In order to provide common grounds for experiment comparisons, Espresso ELN adheres to textbook stoichiometric calculations in which the material purities always are part of the calculations. Therefore the calculated yield of a reaction depends on the purities of starting material and product; equivalents calculations do take into account reagent and starting material purities.


Reference Starting Material(s) & Product(s)

The reference starting material (aka limiting reagent) is defined as the leftmost starting material in the reaction sketch, if several are present. It is the reference base for equivalent and yield calculations. If added in several portions, the total sum of it is calculation relevant. The reference product (aka limiting product) is defined as the leftmost product in the reaction sketch, if several products are present. If isolated in several batches, their sum is used for the determination of the overall reaction yield.
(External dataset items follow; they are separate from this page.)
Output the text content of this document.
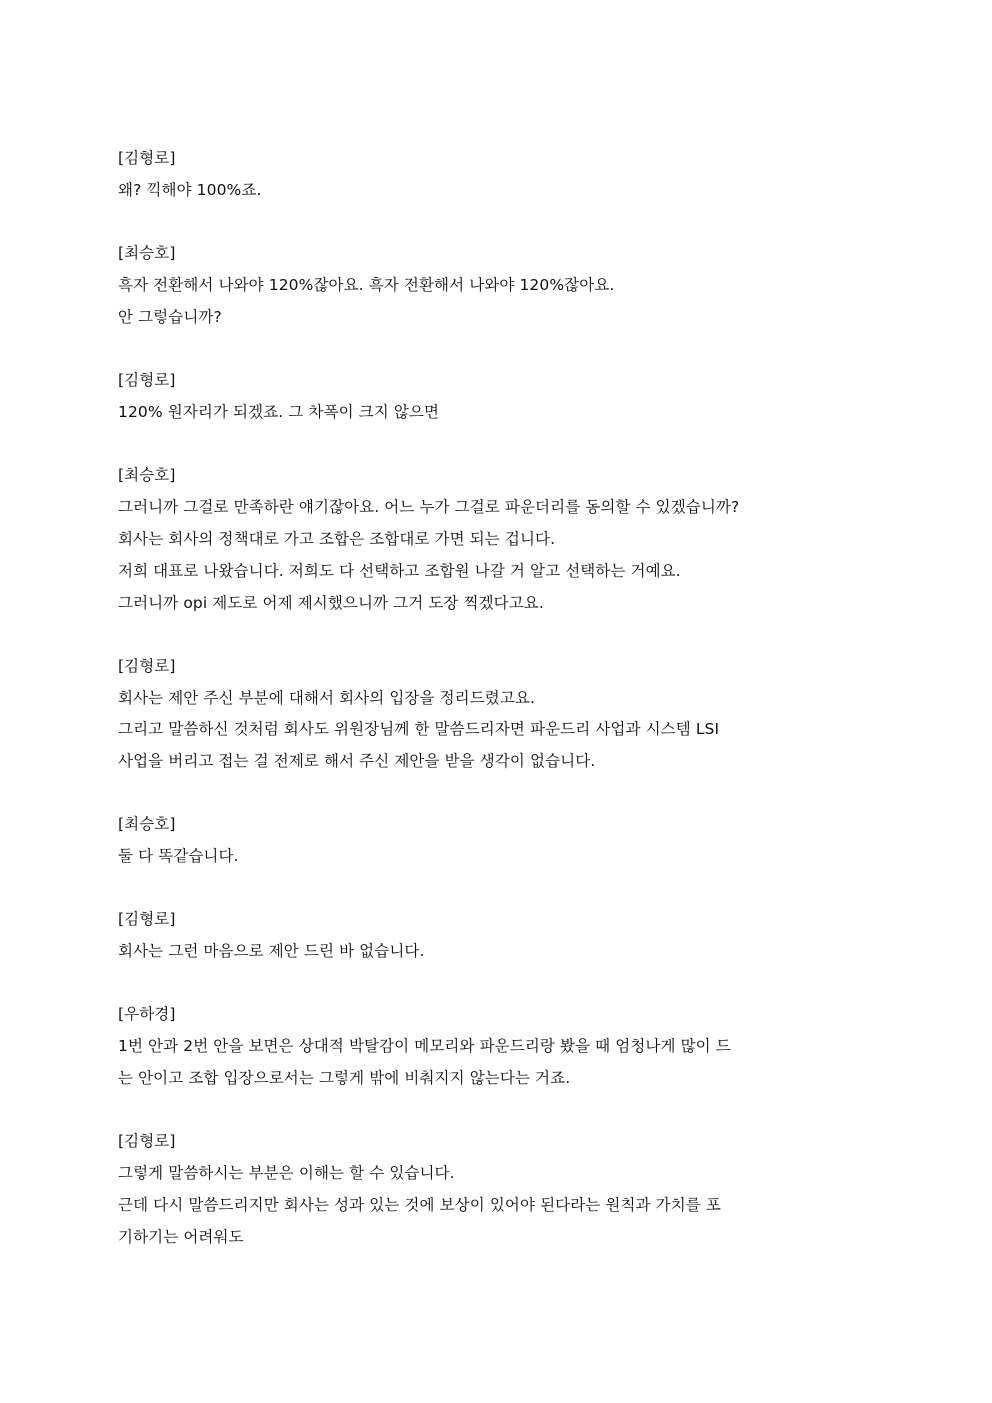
[김형로]
왜? 끽해야 100%죠.
[최승호]
흑자 전환해서 나와야 120%잖아요. 흑자 전환해서 나와야 120%잖아요.
안 그렇습니까?
[김형로]
120% 원자리가 되겠죠. 그 차폭이 크지 않으면
[최승호]
그러니까 그걸로 만족하란 얘기잖아요. 어느 누가 그걸로 파운더리를 동의할 수 있겠습니까?
회사는 회사의 정책대로 가고 조합은 조합대로 가면 되는 겁니다.
저희 대표로 나왔습니다. 저희도 다 선택하고 조합원 나갈 거 알고 선택하는 거예요.
그러니까 opi 제도로 어제 제시했으니까 그거 도장 찍겠다고요.
[김형로]
회사는 제안 주신 부분에 대해서 회사의 입장을 정리드렸고요.
그리고 말씀하신 것처럼 회사도 위원장님께 한 말씀드리자면 파운드리 사업과 시스템 LSI
사업을 버리고 접는 걸 전제로 해서 주신 제안을 받을 생각이 없습니다.
[최승호]
둘 다 똑같습니다.
[김형로]
회사는 그런 마음으로 제안 드린 바 없습니다.
[우하경]
1번 안과 2번 안을 보면은 상대적 박탈감이 메모리와 파운드리랑 봤을 때 엄청나게 많이 드
는 안이고 조합 입장으로서는 그렇게 밖에 비춰지지 않는다는 거죠.
[김형로]
그렇게 말씀하시는 부분은 이해는 할 수 있습니다.
근데 다시 말씀드리지만 회사는 성과 있는 것에 보상이 있어야 된다라는 원칙과 가치를 포
기하기는 어려워도
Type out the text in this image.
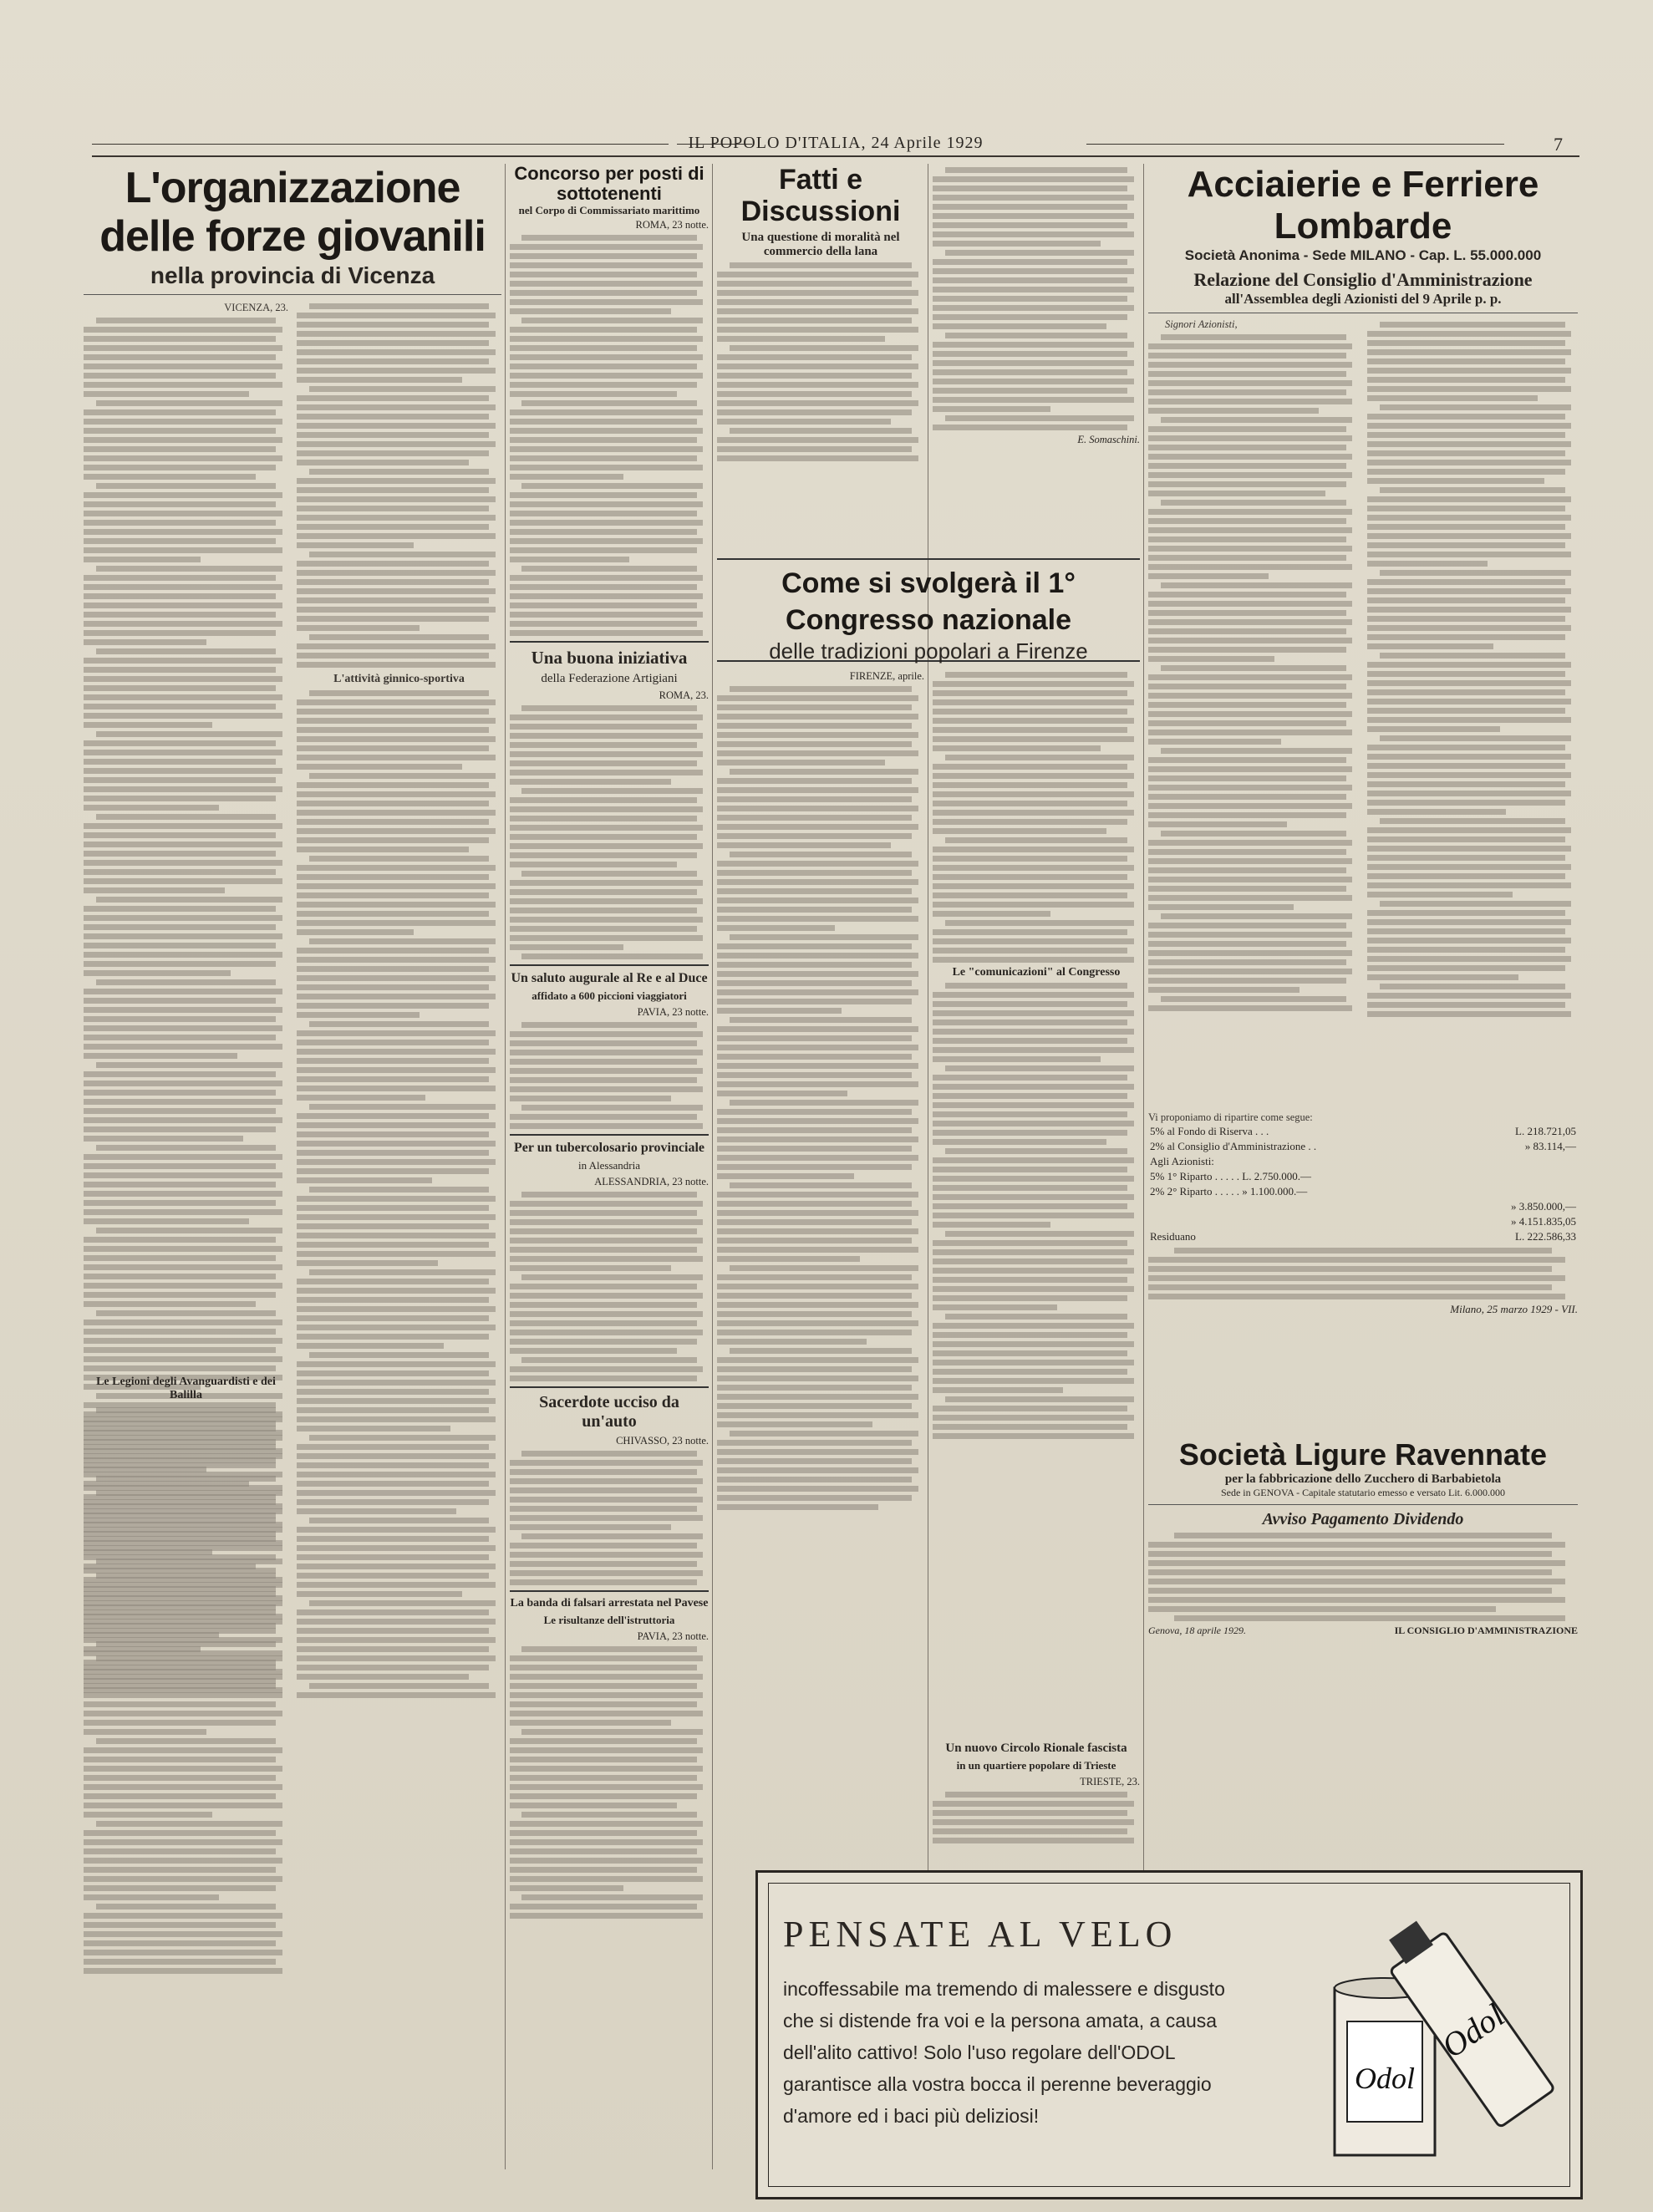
IL POPOLO D'ITALIA, 24 Aprile 1929	7
L'organizzazione delle forze giovanili
nella provincia di Vicenza
VICENZA, 23.
L'attività ginnico-sportiva
Le Legioni degli Avanguardisti e dei Balilla
Concorso per posti di sottotenenti
nel Corpo di Commissariato marittimo
ROMA, 23 notte.
Una buona iniziativa
della Federazione Artigiani
ROMA, 23.
Un saluto augurale al Re e al Duce
affidato a 600 piccioni viaggiatori
PAVIA, 23 notte.
Per un tubercolosario provinciale
in Alessandria
ALESSANDRIA, 23 notte.
Sacerdote ucciso da un'auto
CHIVASSO, 23 notte.
La banda di falsari arrestata nel Pavese
Le risultanze dell'istruttoria
PAVIA, 23 notte.
Fatti e Discussioni
Una questione di moralità nel commercio della lana
E. Somaschini.
Come si svolgerà il 1° Congresso nazionale
delle tradizioni popolari a Firenze
FIRENZE, aprile.
Le "comunicazioni" al Congresso
Un nuovo Circolo Rionale fascista
in un quartiere popolare di Trieste
TRIESTE, 23.
Acciaierie e Ferriere Lombarde
Società Anonima - Sede MILANO - Cap. L. 55.000.000
Relazione del Consiglio d'Amministrazione
all'Assemblea degli Azionisti del 9 Aprile p. p.
Signori Azionisti,
Vi proponiamo di ripartire come segue:
5% al Fondo di Riserva . . .	L. 218.721,05
2% al Consiglio d'Amministrazione . .	» 83.114,—
Agli Azionisti:	
5% 1° Riparto . . . . . L. 2.750.000.—	
2% 2° Riparto . . . . . » 1.100.000.—	
	» 3.850.000,—
	» 4.151.835,05
Residuano	L. 222.586,33
Milano, 25 marzo 1929 - VII.
Società Ligure Ravennate
per la fabbricazione dello Zucchero di Barbabietola
Sede in GENOVA - Capitale statutario emesso e versato Lit. 6.000.000
Avviso Pagamento Dividendo
Genova, 18 aprile 1929.	IL CONSIGLIO D'AMMINISTRAZIONE
PENSATE AL VELO
incoffessabile ma tremendo di malessere e disgusto che si distende fra voi e la persona amata, a causa dell'alito cattivo! Solo l'uso regolare dell'ODOL garantisce alla vostra bocca il perenne beveraggio d'amore ed i baci più deliziosi!
Odol
Odol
Additional Equivalent Units

In addition to the standard weight, volume and equivalent units, Espresso ELN introduces some additional stoichiometric units, which originate from common use in experiment planning:

  Reagents:

  • Milli-equivalents (mq):  1 mq = 0.001 equivalent of reagent. This unit is essential for catalytic processes, in which the catalyst is added in very small amounts.

  Solvents:

  • Volume equivalents (vq): Milliliters of solvent per gram crude reference starting material.
  • Volume equivalents (mv): Milliliters of solvent per mmol reference starting material.
  • Absolute volume equivalents (av): Milliliters of solvent per purity corrected gram of reference starting material. 

  Auxiliaries:

  • Weight equivalents (wq): Grams of auxiliary (charcoal, silicagel, etc) per gram crude reference starting material.
  • Absolute weight equivalents (aw): Grams of auxiliary per purity corrected gram of reference starting material. 


Special Stoichiometry

There may be situations where a reactant splits into several equal product parts (e.g. after the monomerization of a trimer), or when several parts of the reactant are merged to a single product (e.g. the formation of acetic anhydride from acetic acid). Drawing the reaction sketch here as usual, i.e. one reactant leading to one product, normally would result in an incorrect formal stoichiometry and an associated incorrect yield. However, applying the stoichiometric corrections provided in the products panel allows drawing the reaction sketch as usual, i.e. one reactant and one product, while still obtaining the correct yield.


Calculation Precision

Espresso ELN displays material amounts in 3 digits precision (rounded), all internal calculations occurring in 7 digits precision. The goal is to display material amounts in a precision actually achievable when weighing in a material in the lab. Thus, e.g. displaying a solvent volume in 7 digits precision certainly is of little practical value. 3 digits were chosen as a reasonable precision, being well achievable in the lab, and resulting in max. 0.5% rounding error (average 0.1%).